May 27, 2011 12:46
A few inky impressions pressed into paper and complete dissolution.
There was a time, probably fifteen years ago, when I told my mother she needed to divorce my father. At that point I still held a lot of animosity and blame toward him for everything that had been happening to my family. Leaving home and dealing with my own relationships, however...I started to understand him. I still see him as the primary responsibility-holder for many things, but I don't blame him anymore.
No one's perfect. No one should claim to be, either.
Not that anyone is.
He's made a lot of mistakes. He's taken the lower road or the worst possible path on more than a handful of occasions. If anything, he's a chronic bad decision maker in addition to an addict. But at some point I saw that his intentions were whta some might interpret as "noble", at least. But how could he keep making the same detrimental mistakes over and over, expecting different outcomes? Easily, in fact. It's the mentality of an addict: "just one more...THIS time will be different...the odds are in my favor...it'll make up for everything...we can all start over...we deserve this...we've suffered enough..."
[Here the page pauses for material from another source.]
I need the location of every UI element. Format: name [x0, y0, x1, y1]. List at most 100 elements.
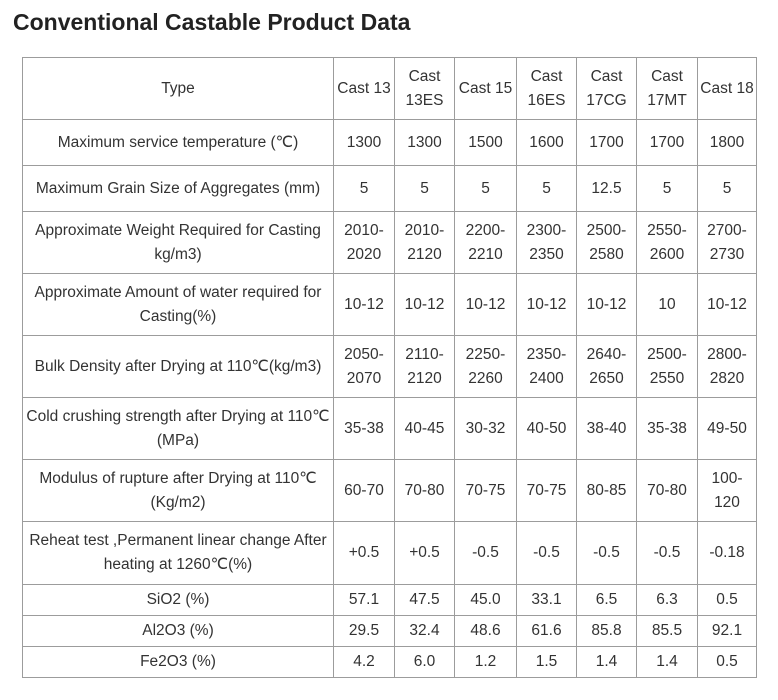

But he never meant for any of this to happen. He always had "us" as his motivation. Cheap excuses for bad behavor? Nah...I believe it. There was no malice or disregard. Quite the opposite. He just wasn't equipped with the filters and sense most of us have. He's easily duped by grandiose dreams of an easy life...despite being one of the hardest working men I know. Labor isn't anything he's ever shied away from. He worked hard, hoping that one day he wouldn't have to any more. He's exhausted. He's searching for a way out. He's not very creative.
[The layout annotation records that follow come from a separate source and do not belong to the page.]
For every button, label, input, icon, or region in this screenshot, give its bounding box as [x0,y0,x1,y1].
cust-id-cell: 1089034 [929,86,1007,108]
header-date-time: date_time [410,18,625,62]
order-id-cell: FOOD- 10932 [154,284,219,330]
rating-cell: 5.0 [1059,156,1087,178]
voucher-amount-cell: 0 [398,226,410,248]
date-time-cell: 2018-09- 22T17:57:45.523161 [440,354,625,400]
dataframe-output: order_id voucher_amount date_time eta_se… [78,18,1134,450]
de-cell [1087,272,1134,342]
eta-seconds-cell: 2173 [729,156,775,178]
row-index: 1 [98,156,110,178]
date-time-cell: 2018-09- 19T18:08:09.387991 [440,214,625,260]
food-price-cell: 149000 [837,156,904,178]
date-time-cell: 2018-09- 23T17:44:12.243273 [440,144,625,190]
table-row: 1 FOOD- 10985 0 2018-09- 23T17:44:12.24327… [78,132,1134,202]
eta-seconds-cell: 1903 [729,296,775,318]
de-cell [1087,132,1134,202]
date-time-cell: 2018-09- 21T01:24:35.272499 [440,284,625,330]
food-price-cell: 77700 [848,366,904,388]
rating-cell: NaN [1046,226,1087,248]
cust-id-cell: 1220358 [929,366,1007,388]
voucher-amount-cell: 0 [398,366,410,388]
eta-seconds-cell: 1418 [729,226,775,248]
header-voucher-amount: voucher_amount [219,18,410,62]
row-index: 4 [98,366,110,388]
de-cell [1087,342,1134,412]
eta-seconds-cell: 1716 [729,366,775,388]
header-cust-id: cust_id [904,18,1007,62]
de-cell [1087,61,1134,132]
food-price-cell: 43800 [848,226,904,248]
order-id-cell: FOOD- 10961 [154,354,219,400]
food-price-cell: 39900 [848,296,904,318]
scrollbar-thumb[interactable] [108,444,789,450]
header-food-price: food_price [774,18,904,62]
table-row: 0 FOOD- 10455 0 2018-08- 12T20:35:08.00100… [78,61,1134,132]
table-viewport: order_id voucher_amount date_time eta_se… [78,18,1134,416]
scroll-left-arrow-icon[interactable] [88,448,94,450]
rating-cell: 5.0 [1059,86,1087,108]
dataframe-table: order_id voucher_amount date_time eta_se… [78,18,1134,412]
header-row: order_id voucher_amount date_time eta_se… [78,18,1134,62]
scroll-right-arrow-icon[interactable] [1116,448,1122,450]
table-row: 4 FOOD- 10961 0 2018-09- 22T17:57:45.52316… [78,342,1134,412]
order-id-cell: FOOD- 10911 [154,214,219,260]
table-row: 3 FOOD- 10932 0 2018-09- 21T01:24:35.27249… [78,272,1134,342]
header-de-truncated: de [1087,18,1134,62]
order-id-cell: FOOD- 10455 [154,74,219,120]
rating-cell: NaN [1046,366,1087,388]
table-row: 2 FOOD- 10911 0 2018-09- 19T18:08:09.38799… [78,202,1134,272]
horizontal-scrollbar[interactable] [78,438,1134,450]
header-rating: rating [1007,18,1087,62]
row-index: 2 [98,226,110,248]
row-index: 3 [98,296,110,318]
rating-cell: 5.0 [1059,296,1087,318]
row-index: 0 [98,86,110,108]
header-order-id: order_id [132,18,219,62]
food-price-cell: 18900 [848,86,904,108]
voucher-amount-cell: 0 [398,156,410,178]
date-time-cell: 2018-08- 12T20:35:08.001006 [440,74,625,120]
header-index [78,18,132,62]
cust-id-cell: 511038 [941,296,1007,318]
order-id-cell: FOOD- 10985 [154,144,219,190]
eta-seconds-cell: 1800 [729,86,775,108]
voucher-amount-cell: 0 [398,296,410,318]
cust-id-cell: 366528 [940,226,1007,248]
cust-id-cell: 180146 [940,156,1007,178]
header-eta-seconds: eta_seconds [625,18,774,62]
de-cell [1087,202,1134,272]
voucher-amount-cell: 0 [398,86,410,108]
Somewhere in between then and now, though...I changed my mind. I understand my mother's anger. I understand her feelings of betrayal. I understand the sadness. I understand the defense mechanisms. I understand because it was familiar to be as I was entering adulthood. I tried pleading with her back then, telling her not to be fooled by the attempts he was making at doing what she wanted (going to church every week, doing minor fix-it projects around the house, etc)...but she was hopeful. I think I might have broken her heart at some point around there, trying to tell her I didn't believe him. That he was following a script. That he was playing a role.
And he was.
He's good at that. He has no idea how to do what genuinely makes him happy. He distracts himself instead. He always has. Crossword puzzles, whiskey, the casino, lottery tickets, pot, pills. All distractionary. He's not sure about himself enough to be able to formulate a life for himself. He's too busy trying to be someone people like...too busy trying to make people happy. In the background was all this stuff that was designed to give himself a mental break. Some of it was out in the open...the rest was behind closed doors, in cars or just away from home in general.
He is responsible for a lot. He's hurt us countless times. He's not perfect, by any means. But I don't believe he was ever malicious in any of it.
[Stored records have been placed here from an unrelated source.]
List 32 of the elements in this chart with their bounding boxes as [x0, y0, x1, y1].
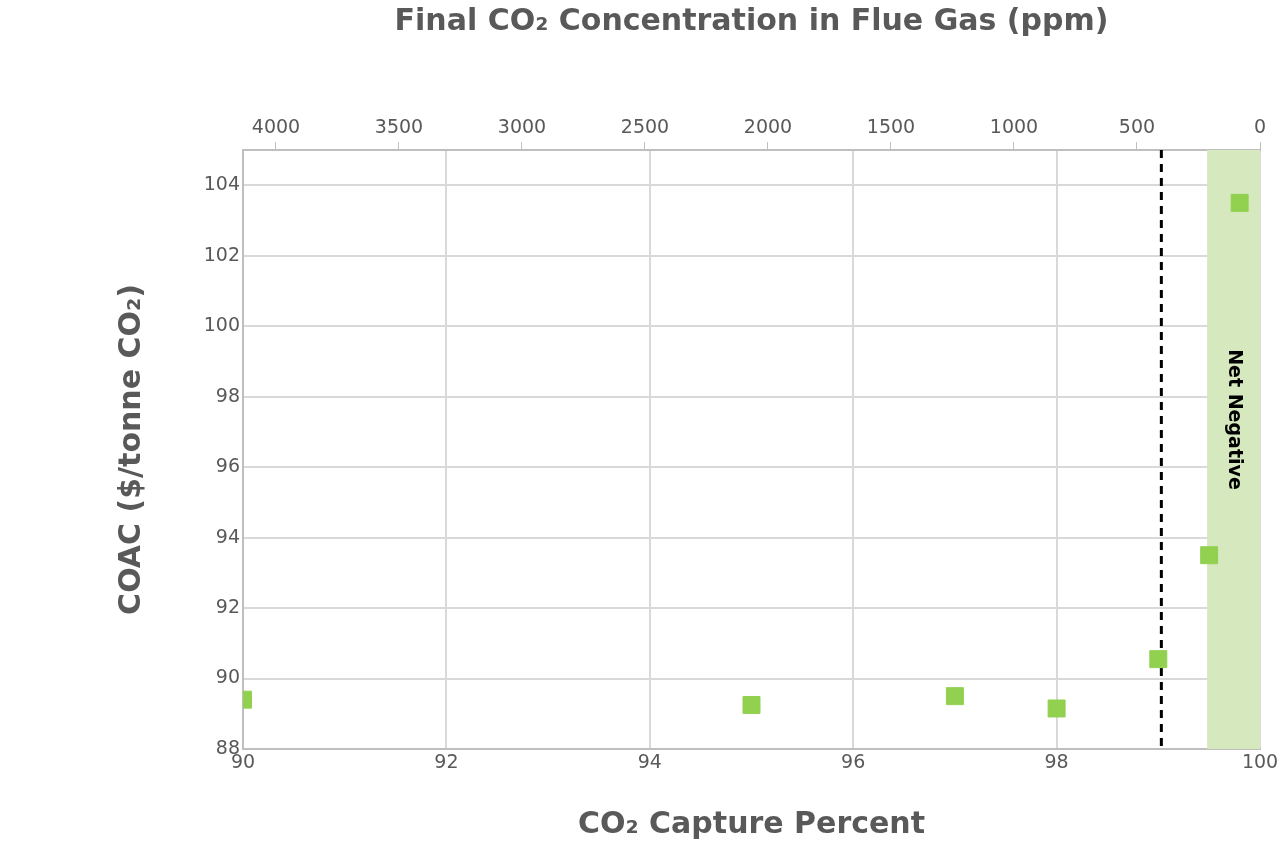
y-axis-title: COAC ($/tonne CO₂): [111, 284, 147, 615]
point: [742, 695, 761, 714]
y-tick-label: 102: [203, 242, 240, 265]
x2-tick-label: 2000: [743, 114, 793, 137]
point: [1230, 193, 1249, 212]
x2-tick-label: 3000: [497, 114, 547, 137]
y-tick-label: 96: [215, 454, 240, 477]
x2-tick-label: 3500: [374, 114, 424, 137]
point: [1200, 546, 1219, 565]
x-tick-label: 92: [434, 750, 459, 773]
y-tick-label: 90: [215, 665, 240, 688]
x2-tick-label: 4000: [251, 114, 301, 137]
x-tick-label: 98: [1044, 750, 1069, 773]
x2-axis-title: Final CO₂ Concentration in Flue Gas (ppm): [394, 1, 1109, 37]
y-tick-label: 94: [215, 524, 240, 547]
band-label: Net Negative: [1224, 349, 1247, 490]
y-tick-label: 100: [203, 313, 240, 336]
x-tick-label: 100: [1241, 750, 1279, 773]
x2-tick-label: 1000: [989, 114, 1039, 137]
x-tick-label: 96: [841, 750, 866, 773]
x-tick-label: 94: [637, 750, 662, 773]
x2-tick-label: 500: [1118, 114, 1156, 137]
y-tick-label: 98: [215, 383, 240, 406]
x2-tick-label: 0: [1253, 114, 1267, 137]
point: [945, 687, 964, 706]
y-tick-label: 92: [215, 595, 240, 617]
x2-tick-label: 1500: [866, 114, 916, 137]
x-axis-title: CO₂ Capture Percent: [577, 804, 926, 840]
point: [1047, 699, 1066, 718]
point: [1149, 650, 1168, 669]
x2-tick-label: 2500: [620, 114, 670, 137]
y-tick-label: 104: [203, 172, 240, 195]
I love my dad. More now, probably, than ever before. I know he loves me. And he accepts me (which was difficult for him).
I know what to expect from him. I know what to trust him with. I also know what not to expect and what not to trust. I know him better than he knows himself becuase I have no needs from him. He was never able to fulfill the role I had as a child and his reaction to me coming out destroyed my need for that particular archetype. I stopped being disappointed. I stopped being scared. I stopped being unfulfilled.
When she asked what I thought she should do, I couldn't tell her. I had already rescinded my pleas for her to leave. I had come full circle and realized that as long as she could stop having those expectations as well, and instead trust him for what we DO know and understand...that they could do this. And that they probably needed to. But it's not my relationship anymore. It's between them. It's for them to learn from and grow from. I can only observer. As I try not to do when friends break up...I won't pick sides or say who's right or what should happen. I'm just here if they need me.
But at what point do I get to be part of a broken home...just to get it out of my system?
The fact that the papers had been officially drawn up hurt me deeply, despite not being a family unit for quite some time. The discovery that the papers had been signed hurt even deeper because now something is different in the eyes of the child I truly am inside.
Even if in name only, the family I had was something that was holding us together. My brother stayed in Toledo when we left...that stretched the family in one direction. His family went into two different directions, which stretched it even further. My sister left home...that's another. I left...and then moved clear across the country a few years later...that pulled those bonds even thinner. And now this. It was hard enough, but understandable, with the two of them in different houses (only a few miles apart and still intertwined).
But that ink on that paper...I feel like the rubber bands have snapped. I'm braced for the sting of recoil as those bands make their way across Arizona and the Mojave.
At 33 years old, I feel a sudden need for my family, but there's nothing I can do about it. I fear for all the relationships I have and fight the desire to hide from them all.